Ayat tersebut jelas menunjukkan kepada siapa saja yang diperbolehkan untuk melihat aurat perempuan dalam batas-batas yang tidak melebihi dalam penampakannya di dalam rumah. Maka selain yang disebutkan dalam An Nuur ayat 31 tersebut, mereka tidak berhak melihatnya.
Apabila dalam keadaan tertentu, sehingga terdapat laki-laki asing di dalamnya, maka perempuan wajib menutup auratnya sehingga hanya nampak wajah dan kedua telapak tangannya saja.
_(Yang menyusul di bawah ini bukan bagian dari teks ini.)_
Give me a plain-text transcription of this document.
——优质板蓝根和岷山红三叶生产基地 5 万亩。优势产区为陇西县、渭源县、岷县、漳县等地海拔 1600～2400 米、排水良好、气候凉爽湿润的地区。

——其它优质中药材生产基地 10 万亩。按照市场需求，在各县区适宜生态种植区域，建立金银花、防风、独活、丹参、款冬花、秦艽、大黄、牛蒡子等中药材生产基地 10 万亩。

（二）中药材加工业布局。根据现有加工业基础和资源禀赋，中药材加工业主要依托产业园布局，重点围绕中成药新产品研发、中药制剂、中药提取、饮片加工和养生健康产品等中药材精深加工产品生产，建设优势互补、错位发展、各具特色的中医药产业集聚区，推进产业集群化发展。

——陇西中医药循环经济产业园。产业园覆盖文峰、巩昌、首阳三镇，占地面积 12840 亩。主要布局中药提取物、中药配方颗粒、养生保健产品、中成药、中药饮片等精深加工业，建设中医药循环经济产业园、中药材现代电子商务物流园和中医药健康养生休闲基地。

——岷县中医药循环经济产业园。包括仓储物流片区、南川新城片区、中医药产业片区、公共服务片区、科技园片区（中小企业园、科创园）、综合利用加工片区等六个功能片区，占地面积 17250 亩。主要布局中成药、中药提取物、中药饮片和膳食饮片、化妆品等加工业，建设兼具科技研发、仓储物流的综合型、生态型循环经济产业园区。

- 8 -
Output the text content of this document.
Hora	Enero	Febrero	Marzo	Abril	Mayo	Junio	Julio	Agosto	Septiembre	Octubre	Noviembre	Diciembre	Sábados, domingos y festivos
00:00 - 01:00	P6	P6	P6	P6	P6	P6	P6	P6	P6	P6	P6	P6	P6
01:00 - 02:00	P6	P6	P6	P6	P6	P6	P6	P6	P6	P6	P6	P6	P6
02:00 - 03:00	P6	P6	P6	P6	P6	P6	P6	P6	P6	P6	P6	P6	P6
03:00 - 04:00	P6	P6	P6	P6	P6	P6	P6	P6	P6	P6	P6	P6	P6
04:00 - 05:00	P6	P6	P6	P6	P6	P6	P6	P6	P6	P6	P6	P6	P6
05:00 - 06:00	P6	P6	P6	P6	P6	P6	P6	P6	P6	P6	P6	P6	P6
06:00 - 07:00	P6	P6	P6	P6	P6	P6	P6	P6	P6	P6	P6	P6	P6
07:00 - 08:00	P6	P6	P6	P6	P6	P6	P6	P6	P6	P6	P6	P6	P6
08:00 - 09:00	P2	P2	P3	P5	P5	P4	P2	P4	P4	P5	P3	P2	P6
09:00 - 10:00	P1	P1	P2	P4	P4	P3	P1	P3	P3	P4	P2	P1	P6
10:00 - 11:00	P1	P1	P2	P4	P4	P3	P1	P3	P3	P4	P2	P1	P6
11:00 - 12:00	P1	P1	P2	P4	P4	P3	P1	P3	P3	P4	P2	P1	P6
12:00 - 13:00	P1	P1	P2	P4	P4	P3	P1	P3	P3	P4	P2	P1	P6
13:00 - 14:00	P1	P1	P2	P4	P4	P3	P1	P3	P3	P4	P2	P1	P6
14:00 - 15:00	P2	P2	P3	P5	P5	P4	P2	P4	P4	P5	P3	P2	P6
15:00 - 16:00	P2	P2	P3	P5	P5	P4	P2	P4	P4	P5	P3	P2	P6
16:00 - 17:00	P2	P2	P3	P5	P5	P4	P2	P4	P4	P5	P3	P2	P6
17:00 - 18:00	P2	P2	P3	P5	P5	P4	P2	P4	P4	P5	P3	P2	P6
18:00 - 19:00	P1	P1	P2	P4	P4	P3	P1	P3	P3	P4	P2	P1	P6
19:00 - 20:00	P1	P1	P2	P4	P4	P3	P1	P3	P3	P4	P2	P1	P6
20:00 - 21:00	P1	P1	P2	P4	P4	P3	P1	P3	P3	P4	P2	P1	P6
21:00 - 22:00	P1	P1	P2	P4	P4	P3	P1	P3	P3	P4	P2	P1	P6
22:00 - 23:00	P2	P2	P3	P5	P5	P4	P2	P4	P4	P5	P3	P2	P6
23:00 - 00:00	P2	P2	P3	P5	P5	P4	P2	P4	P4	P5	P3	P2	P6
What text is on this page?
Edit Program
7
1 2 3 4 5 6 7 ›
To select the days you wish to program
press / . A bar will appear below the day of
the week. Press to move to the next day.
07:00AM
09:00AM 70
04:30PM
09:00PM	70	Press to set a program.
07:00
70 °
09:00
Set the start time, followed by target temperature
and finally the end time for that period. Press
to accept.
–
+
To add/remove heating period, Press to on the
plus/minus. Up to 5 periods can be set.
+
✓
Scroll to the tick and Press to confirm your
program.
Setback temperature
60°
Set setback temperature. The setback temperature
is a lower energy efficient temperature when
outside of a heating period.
Misalnya dalam aktifitas yang memang diperbolehkan bagi perempuan dan laki-laki untuk bertemu di dalam kehidupan khusus, seperti dalam jamuan makan atau menjalin silaturahmi.
Namun kebolehan pertemuan tersebut harus disertai dua syarat yang wajib dipenuhi, yaitu perempuan tersebut harus disertai mahram serta menutup auratnya secara sempurna. Meskipun laki-laki asing tersebut adalah kerabatnya, ia tetap tidak boleh melihat aurat perempuan di kehidupan khususnya itu.
Demikian syariat Islam telah memberikan pengaturan kehidupan khusus bagi perempuan. Semua itu dalam rangka menjaga kehormatan perempuan dan tercapainya ketenangan serta keamanan dalam masyarakat. Dengan begitu, interaksi laki-laki dan perempuan akan terjalin dalam batasan-batasan yang sesuai fitrahnya.
والله أعلمُ ﺑﺎ ﻟﺼﻮﺍﺏ
“dan Allah lebih tahu yang sebenar-benarnya”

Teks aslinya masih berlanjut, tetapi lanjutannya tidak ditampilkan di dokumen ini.